A few weeks ago, I completed my preparations for summer by purchasing a new charcoal grill/smoker combo. I almost immediately used it as a grill to cook up the usual batches of burgers and dogs that most people associate with summer cookouts, but I had bigger ambitions than that for my new toy. I've never used a smoker before, and a rack of ribs seemed the bet place to start experimenting.
Why pork ribs? Well, they were on sale this week, but that wasn't the only consideration. The rule of thumb seems to be about an hour in the smoker per pound of meat- the rib racks were just under three pounds each- meaning I could smoke them in a single afternoon rather than making this an all day affair.
Using a smoker is all about being prepared ahead of time- you need to have a good supply of fuel (charcoal) and a good supply of the specific wood you plan on using for smoke (I used cherry this time). For best results, you should take your meat out the night before and season it- I ave my ribs a good dry rub made of coarse sea salt, black pepper, paprika, garlic, and cumin. After rubbing in the seasonings, I wrapped them in cling wrap, and let them rest in the refrigerator over night. This gives the seasoning a chance to sink in, and bring proteins to the surface that will help form a crust during cooking.
The key is to keep feeding new coals to the firebox to keep the main chamber around 200 degrees. For the smoke, you'll need to periodically feed a few chunks of your hardwood to the fire. Keep a large bowl or bucket full of water and soak your wood chunks for about 30 minutes or so before use. This soak time will prevent the wood pieces from burning too quickly, and ensure that they produce a large amount of smoke.
Once your fire is going, lay your rib racks on the grill. Since my smoker has it's firebox on one side, that side of the grill is generally at a higher temperature than the other. I'm going to start my racks on the hot side of the smoker. If they get to the point where they look like they are cooking too fast, they can be moved to the cooler side. Once the meat is in, you want to leave the cover closed as much as possible. Peeking in on them too much will cause the temperature to drop and interfere with cooking. Concentrate on adding more fuel to the fire to keep the temperature as consistent as possible, and try to limit how often you check your meat. If you maintain the heat, it will cook. I estimated that I would need about 3 hours, but my temperature was running a little low in general, so I extended to almost four hours.

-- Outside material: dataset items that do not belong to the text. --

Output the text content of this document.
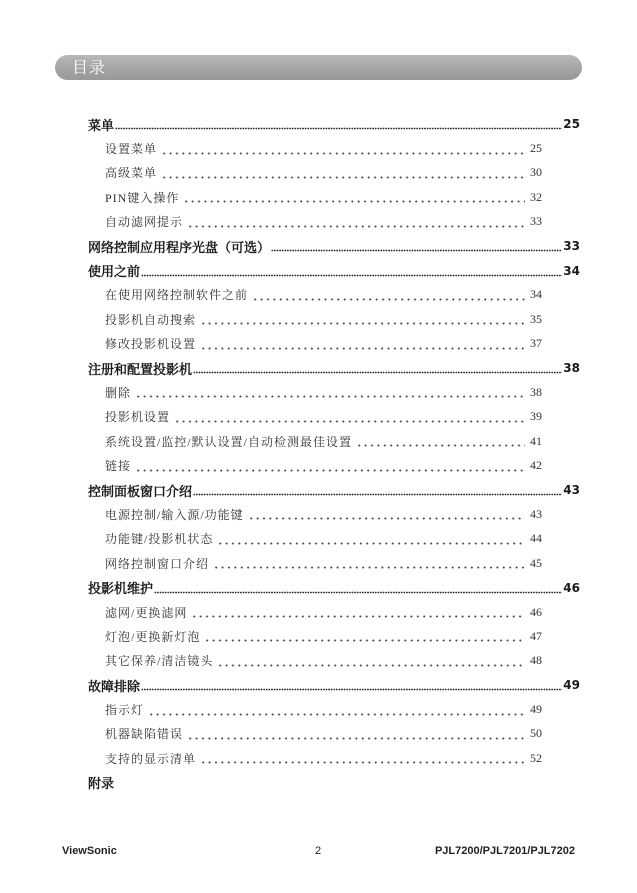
目录
菜单	25
设置菜单	25
高级菜单	30
PIN键入操作	32
自动滤网提示	33
网络控制应用程序光盘（可选）	33
使用之前	34
在使用网络控制软件之前	34
投影机自动搜索	35
修改投影机设置	37
注册和配置投影机	38
删除	38
投影机设置	39
系统设置/监控/默认设置/自动检测最佳设置	41
链接	42
控制面板窗口介绍	43
电源控制/输入源/功能键	43
功能键/投影机状态	44
网络控制窗口介绍	45
投影机维护	46
滤网/更换滤网	46
灯泡/更换新灯泡	47
其它保养/清洁镜头	48
故障排除	49
指示灯	49
机器缺陷错误	50
支持的显示清单	52
附录
ViewSonic	2	PJL7200/PJL7201/PJL7202
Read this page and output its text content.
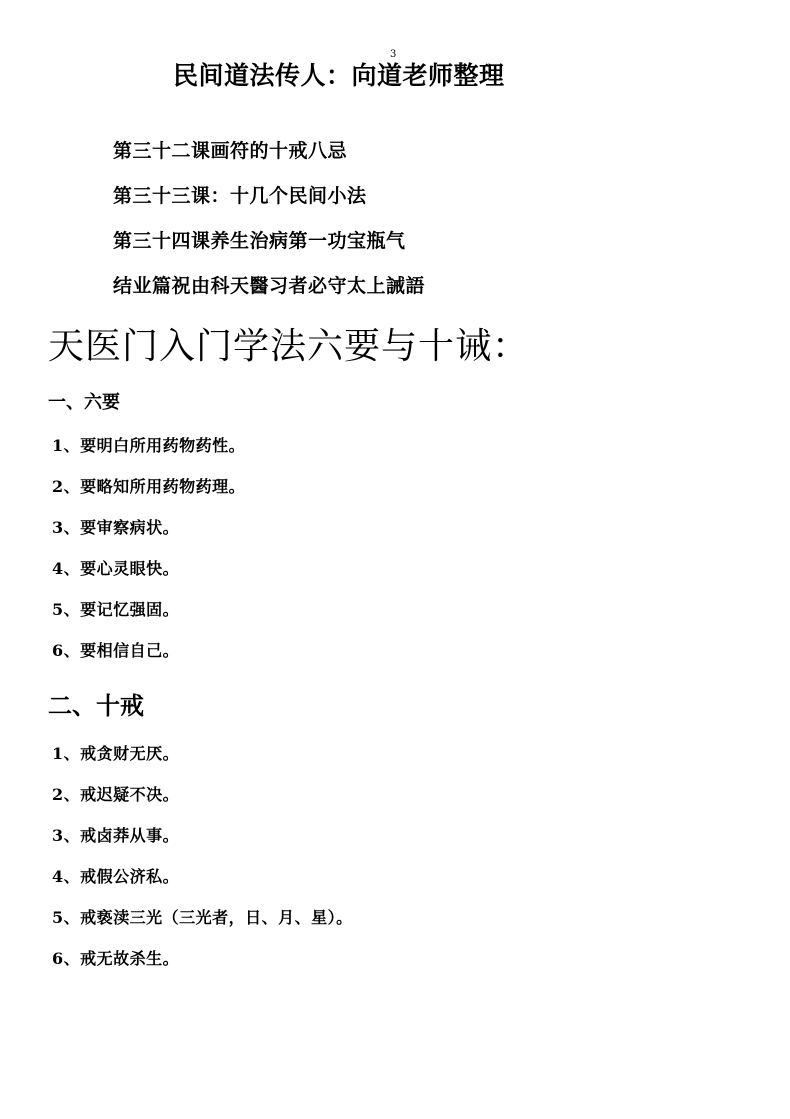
3
民间道法传人：向道老师整理
第三十二课画符的十戒八忌
第三十三课：十几个民间小法
第三十四课养生治病第一功宝瓶气
结业篇祝由科天醫习者必守太上誡語
天医门入门学法六要与十诫：
一、六要
1、要明白所用药物药性。
2、要略知所用药物药理。
3、要审察病状。
4、要心灵眼快。
5、要记忆强固。
6、要相信自己。
二、十戒
1、戒贪财无厌。
2、戒迟疑不决。
3、戒卤莽从事。
4、戒假公济私。
5、戒亵渎三光（三光者，日、月、星）。
6、戒无故杀生。
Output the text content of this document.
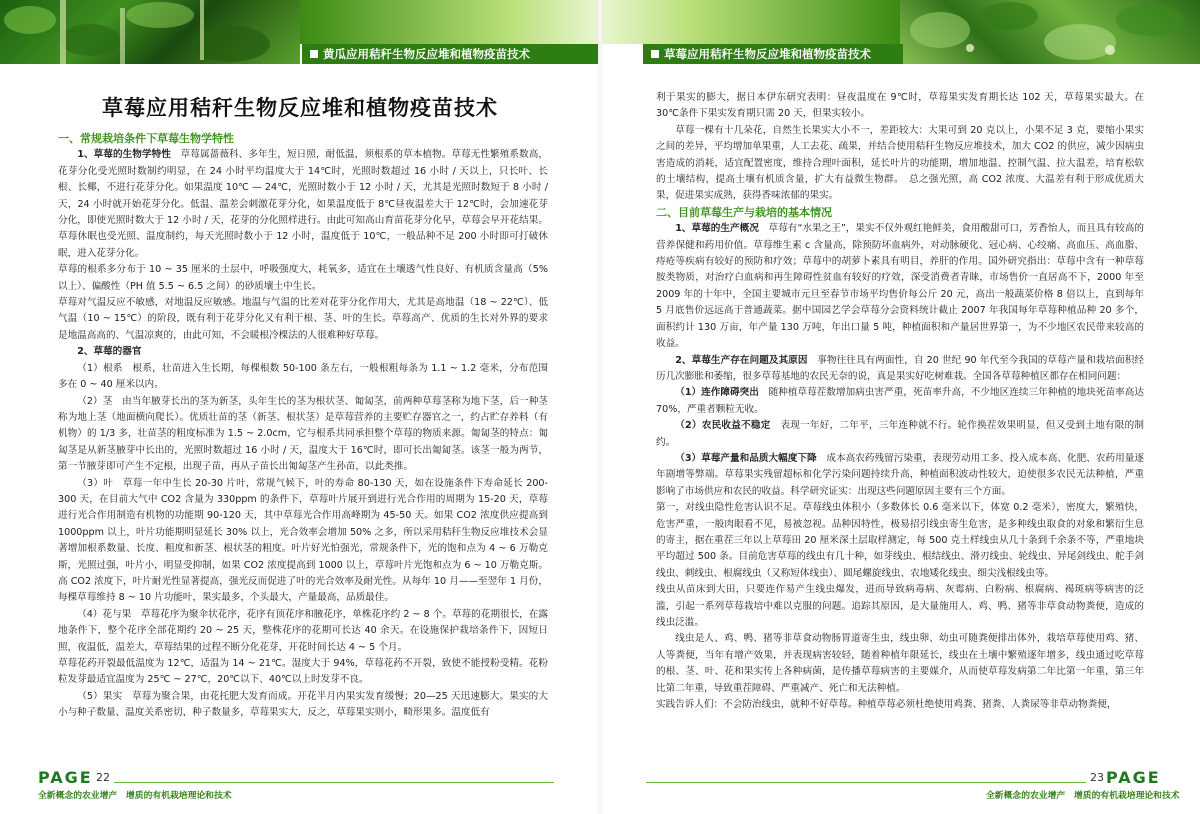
黄瓜应用秸秆生物反应堆和植物疫苗技术
草莓应用秸秆生物反应堆和植物疫苗技术

一、常规栽培条件下草莓生物学特性

1、草莓的生物学特性　 草莓属蔷薇科、多年生，短日照，耐低温，须根系的草本植物。草莓无性繁殖系数高，花芽分化受光照时数制约明显，在 24 小时平均温度大于 14℃时，光照时数超过 16 小时 / 天以上，只长叶、长根、长椰，不进行花芽分化。如果温度 10℃ — 24℃，光照时数小于 12 小时 / 天，尤其是光照时数短于 8 小时 / 天，24 小时就开始花芽分化。低温、温差会刺激花芽分化，如果温度低于 8℃昼夜温差大于 12℃时，会加速花芽分化，即使光照时数大于 12 小时 / 天，花芽的分化照样进行。由此可知高山育苗花芽分化早，草莓会早开花结果。草莓休眠也受光照、温度制约，每天光照时数小于 12 小时，温度低于 10℃，一般品种不足 200 小时即可打破休眠，进入花芽分化。

草莓的根系多分布于 10 ~ 35 厘米的土层中，呼吸强度大，耗氧多，适宜在土壤透气性良好、有机质含量高（5% 以上）、偏酸性（PH 值 5.5 ~ 6.5 之间）的砂质壤土中生长。

草莓对气温反应不敏感，对地温反应敏感。地温与气温的比差对花芽分化作用大，尤其是高地温（18 ~ 22℃）、低气温（10 ~ 15℃）的阶段，既有利于花芽分化又有利于根、茎、叶的生长。草莓高产、优质的生长对外界的要求是地温高高的、气温凉爽的，由此可知，不会暖根冷棵法的人很难种好草莓。

2、草莓的器官

（1）根系　根系，壮苗进入生长期，每棵根数 50-100 条左右，一般根粗每条为 1.1 ~ 1.2 毫米，分布范围多在 0 ~ 40 厘米以内。

（2）茎　由当年腋芽长出的茎为新茎，头年生长的茎为根状茎、匍匐茎，前两种草莓茎称为地下茎，后一种茎称为地上茎（地面横向爬长）。优质壮苗的茎（新茎、根状茎）是草莓营养的主要贮存器官之一，约占贮存养料（有机物）的 1/3 多，壮苗茎的粗度标准为 1.5 ~ 2.0cm，它与根系共同承担整个草莓的物质来源。匍匐茎的特点：匍匐茎是从新茎腋芽中长出的，光照时数超过 16 小时 / 天，温度大于 16℃时，即可长出匍匐茎。该茎一般为两节，第一节腋芽即可产生不定根，出现子苗，再从子苗长出匍匐茎产生孙苗，以此类推。

（3）叶　草莓一年中生长 20-30 片叶，常规气候下，叶的寿命 80-130 天，如在设施条件下寿命延长 200-300 天，在目前大气中 CO2 含量为 330ppm 的条件下，草莓叶片展开到进行光合作用的周期为 15-20 天，草莓进行光合作用制造有机物的功能期 90-120 天，其中草莓光合作用高峰期为 45-50 天。如果 CO2 浓度供应提高到 1000ppm 以上，叶片功能期明显延长 30% 以上，光合效率会增加 50% 之多，所以采用秸秆生物反应堆技术会显著增加根系数量、长度、粗度和新茎、根状茎的粗度。叶片好光怕强光，常规条件下，光的饱和点为 4 ~ 6 万勒克斯，光照过强，叶片小，明显受抑制，如果 CO2 浓度提高到 1000 以上，草莓叶片光饱和点为 6 ~ 10 万勒克斯。高 CO2 浓度下，叶片耐光性显著提高，强光反而促进了叶的光合效率及耐光性。从每年 10 月——至翌年 1 月份，每棵草莓维持 8 ~ 10 片功能叶，果实最多，个头最大，产量最高，品质最佳。

（4）花与果　草莓花序为聚伞状花序，花序有顶花序和腋花序，单株花序约 2 ~ 8 个。草莓的花期很长，在露地条件下，整个花序全部花期约 20 ~ 25 天，整株花序的花期可长达 40 余天。在设施保护栽培条件下，因短日照，夜温低，温差大，草莓结果的过程不断分化花芽，开花时间长达 4 ~ 5 个月。

草莓花药开裂最低温度为 12℃，适温为 14 ~ 21℃。湿度大于 94%，草莓花药不开裂，致使不能授粉受精。花粉粒发芽最适宜温度为 25℃ ~ 27℃，20℃以下、40℃以上时发芽不良。

（5）果实　草莓为聚合果，由花托肥大发育而成。开花半月内果实发育缓慢；20—25 天迅速膨大。果实的大小与种子数量、温度关系密切，种子数量多，草莓果实大，反之，草莓果实则小，畸形果多。温度低有

PAGE 22
全新概念的农业增产　 增质的有机栽培理论和技术
草莓应用秸秆生物反应堆和植物疫苗技术

利于果实的膨大，据日本伊东研究表明：昼夜温度在 9℃时，草莓果实发育期长达 102 天，草莓果实最大。在 30℃条件下果实发育期只需 20 天，但果实较小。

草莓一棵有十几朵花，自然生长果实大小不一，差距较大：大果可到 20 克以上，小果不足 3 克，要缩小果实之间的差异，平均增加单果重，人工去花、疏果，并结合使用秸秆生物反应堆技术，加大 CO2 的供应，减少因病虫害造成的消耗，适宜配置密度，维持合理叶面积，延长叶片的功能期，增加地温、控制气温、拉大温差，培育松软的土壤结构，提高土壤有机质含量，扩大有益微生物群。　总之强光照，高 CO2 浓度、大温差有利于形成优质大果，促进果实成熟，获得香味浓郁的果实。

二、目前草莓生产与栽培的基本情况

1、草莓的生产概况　 草莓有“水果之王”，果实不仅外观红艳鲜美，食用酸甜可口，芳香怡人，而且具有较高的营养保健和药用价值。草莓维生素 c 含量高，除预防坏血病外，对动脉硬化、冠心病、心绞痛、高血压、高血脂、痔疮等疾病有较好的预防和疗效；草莓中的胡萝卜素具有明目，养肝的作用。国外研究指出：草莓中含有一种草莓胺类物质，对治疗白血病和再生障碍性贫血有较好的疗效，深受消费者青睐，市场售价一直居高不下，2000 年至 2009 年的十年中，全国主要城市元旦至春节市场平均售价每公斤 20 元，高出一般蔬菜价格 8 倍以上，直到每年 5 月底售价远远高于普通蔬菜。据中国园艺学会草莓分会资料统计截止 2007 年我国每年草莓种植品种 20 多个，面积约计 130 万亩，年产量 130 万吨，年出口量 5 吨，种植面积和产量居世界第一，为不少地区农民带来较高的收益。

2、草莓生产存在问题及其原因　 事物往往具有两面性，自 20 世纪 90 年代至今我国的草莓产量和栽培面积经历几次膨胀和萎缩，很多草莓基地的农民无奈的说，真是果实好吃树难栽。全国各草莓种植区都存在相同问题：

（1）连作障碍突出　 随种植草莓茬数增加病虫害严重，死苗率升高，不少地区连续三年种植的地块死苗率高达 70%，严重者颗粒无收。

（2）农民收益不稳定　 表现一年好，二年平，三年连种就不行。轮作换茬效果明显，但又受到土地有限的制约。

（3）草莓产量和品质大幅度下降　 成本高农药残留污染重，表现劳动用工多、投入成本高、化肥、农药用量逐年剧增等弊端。草莓果实残留超标和化学污染问题持续升高，种植面积波动性较大，迫使很多农民无法种植，严重影响了市场供应和农民的收益。科学研究证实：出现这些问题原因主要有三个方面。

第一，对线虫隐性危害认识不足。草莓线虫体积小（多数体长 0.6 毫米以下，体宽 0.2 毫米），密度大，繁殖快，危害严重，一般肉眼看不见，易被忽视。品种因特性，极易招引线虫寄生危害，是多种线虫取食的对象和繁衍生息的寄主，据在重茬三年以上草莓田 20 厘米深土层取样测定，每 500 克土样线虫从几十条到千余条不等，严重地块平均超过 500 条。目前危害草莓的线虫有几十种，如芽线虫、根结线虫、滑刃线虫、轮线虫、异尾剑线虫、舵手剑线虫、刺线虫、根腐线虫（又称短体线虫）、圆尾螺旋线虫、农地矮化线虫、细尖浅根线虫等。

线虫从苗床到大田，只要连作易产生线虫爆发，进而导致病毒病、灰霉病、白粉病、根腐病、褐斑病等病害的泛滥，引起一系列草莓栽培中难以克服的问题。追踪其原因，是大量施用人、鸡、鸭、猪等非草食动物粪便，造成的线虫泛滥。

线虫是人、鸡、鸭、猪等非草食动物肠胃道寄生虫，线虫卵、幼虫可随粪便排出体外，栽培草莓使用鸡、猪、人等粪便，当年有增产效果，并表现病害较轻，随着种植年限延长，线虫在土壤中繁殖逐年增多，线虫通过吃草莓的根、茎、叶、花和果实传上各种病菌，是传播草莓病害的主要媒介，从而使草莓发病第二年比第一年重，第三年比第二年重，导致重茬障碍、严重减产、死亡和无法种植。

实践告诉人们：不会防治线虫，就种不好草莓。种植草莓必须杜绝使用鸡粪、猪粪、人粪尿等非草动物粪便，

23 PAGE
全新概念的农业增产　 增质的有机栽培理论和技术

I didn't start my fire with enough fuel, so it was a struggle to maintain temperature. I was worried that my ribs would either not be cooked through, or would be dried out. The few quick spot checks I did made me wonder- the ribs still looked reddish and didn't have the char on the outside I was used to seeing from the grill. When I actually took a better look at the end, they were actually cooked just about right- so trust your temperature control and your timing. When the main cooking was done, I brushed my racks with a light coating of barbecue sauce, and closed the lid for a few more minutes to let the sauce caramelize a little. I basically used just enough sauce to barely coat the top of the rack- I actually prefer them cooked with less sauce, so I can dip them when I eat if I'm so inclined.
My fears about raw meat, or dry tough meat vanished when I started cutting up the ribs. The meat was cooked through, and was much more juicy than they looked from the outside. They were not quite "fall off the bone" tender, but they were pretty good for a first attempt. The meat was mostly pinkish from the smoke, but was still clearly cooked through. Now that I've actually done it, and have a better feel for the process, I'm looking forward to smoking more meats this summer.